Indonesia baru saja menyaksikan sebuah babak baru dalam sejarah pemilu. Mahkamah Konstitusi (MK) telah menghapus presidential threshold, sebuah aturan yang selama ini membatasi partai politik untuk mengajukan calon presiden. Keputusan ini, alih-alih disambut gegap gempita sebagai kemenangan demokrasi, justru memunculkan pertanyaan krusial: apakah ini benar-benar membebaskan demokrasi, atau justru memangkasnya dengan cara yang lebih halus?
Selama ini, presidential threshold dianggap sebagai mekanisme untuk menjaga stabilitas politik. Dengan hanya partai atau koalisi partai yang memiliki kursi signifikan di parlemen yang boleh mengajukan calon, polarisasi ekstrem dan fragmentasi politik diharapkan dapat dihindari. Namun, di sisi lain, aturan ini juga dituding sebagai alat oligarki untuk melanggengkan kekuasaan, menutup pintu bagi munculnya tokoh-tokoh alternatif yang berpotensi membawa perubahan.
Penghapusan threshold ini membuka peluang bagi semua partai, bahkan yang kecil sekalipun, untuk ikut berkompetisi dalam pemilihan presiden. Sekilas, ini terdengar sangat demokratis. Bayangkan, semakin banyak pilihan, semakin besar pula kesempatan rakyat untuk memilih pemimpin yang benar-benar mewakili aspirasi mereka. Namun, benarkah demikian?
Mari kita berandai-andai. Dengan dihapuskannya threshold, bukan tidak mungkin kita akan menyaksikan puluhan calon presiden yang berlomba-lomba memperebutkan kursi nomor satu. Kampanye akan berubah menjadi ajang orasi tanpa substansi, dipenuhi janji-janji bombastis yang sulit diukur. Publik akan kebingungan memilih di antara sekian banyak opsi, yang pada akhirnya justru berpotensi memunculkan apatisme politik. Bukankah ini justru antitesis dari demokrasi yang sehat?
Lebih jauh lagi, penghapusan threshold berpotensi memunculkan politik transaksional yang lebih masif. Partai-partai kecil, yang sadar betul tidak memiliki kekuatan untuk memenangkan pemilu sendirian, akan berlomba-lomba menawarkan diri sebagai "kendaraan" bagi para kandidat yang punya modal besar.
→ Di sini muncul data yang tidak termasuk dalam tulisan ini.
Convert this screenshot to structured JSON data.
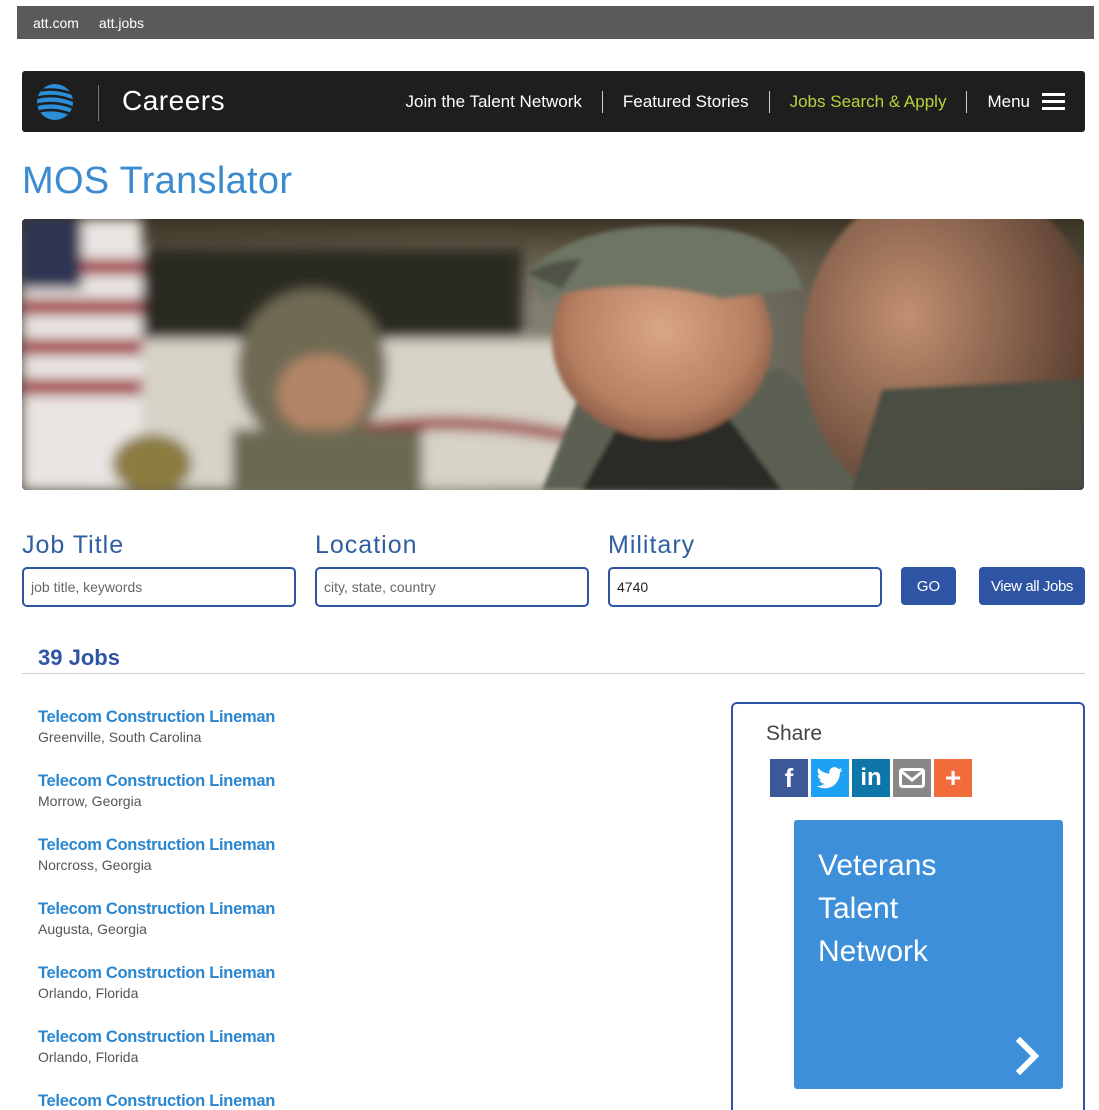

Proses pencalonan presiden bisa jadi ajang jual beli dukungan, di mana idealisme dan visi-misi kalah telak oleh pragmatisme kekuasaan.
Lantas, apa solusinya? Apakah kita harus kembali ke sistem lama yang dianggap membatasi demokrasi? Tentu tidak. Kita membutuhkan sebuah mekanisme baru yang mampu menyeimbangkan antara stabilitas politik dan partisipasi publik yang luas. Salah satu opsi yang patut dipertimbangkan adalah penguatan sistem kepartaian. Partai politik harus didorong untuk berbenah diri, menjadi organisasi yang solid dan berbasis ideologi yang jelas, bukan sekadar perkumpulan elit yang berorientasi pada kekuasaan.
Selain itu, pendidikan politik bagi masyarakat juga mutlak diperlukan. Rakyat harus didorong untuk berpikir kritis, tidak mudah tergiur oleh janji-janji manis para politisi. Dengan masyarakat yang cerdas dan partisipatif, politik transaksional dan manipulasi kekuasaan akan sulit berkembang.
Penghapusan presidential threshold bukanlah akhir dari segalanya. Ini justru awal dari sebuah tantangan baru bagi demokrasi Indonesia. Apakah kita mampu memanfaatkan momentum ini untuk membangun sistem politik yang lebih adil dan inklusif, atau justru terjerumus ke dalam kekacauan dan pragmatisme yang lebih dalam? Jawabannya ada di tangan kita semua. Inilah saatnya untuk berdiskusi, berdebat, dan mencari solusi terbaik bagi masa depan bangsa. Jangan biarkan demokrasi kita dipangkas, apalagi dibebaskan tanpa arah yang jelas.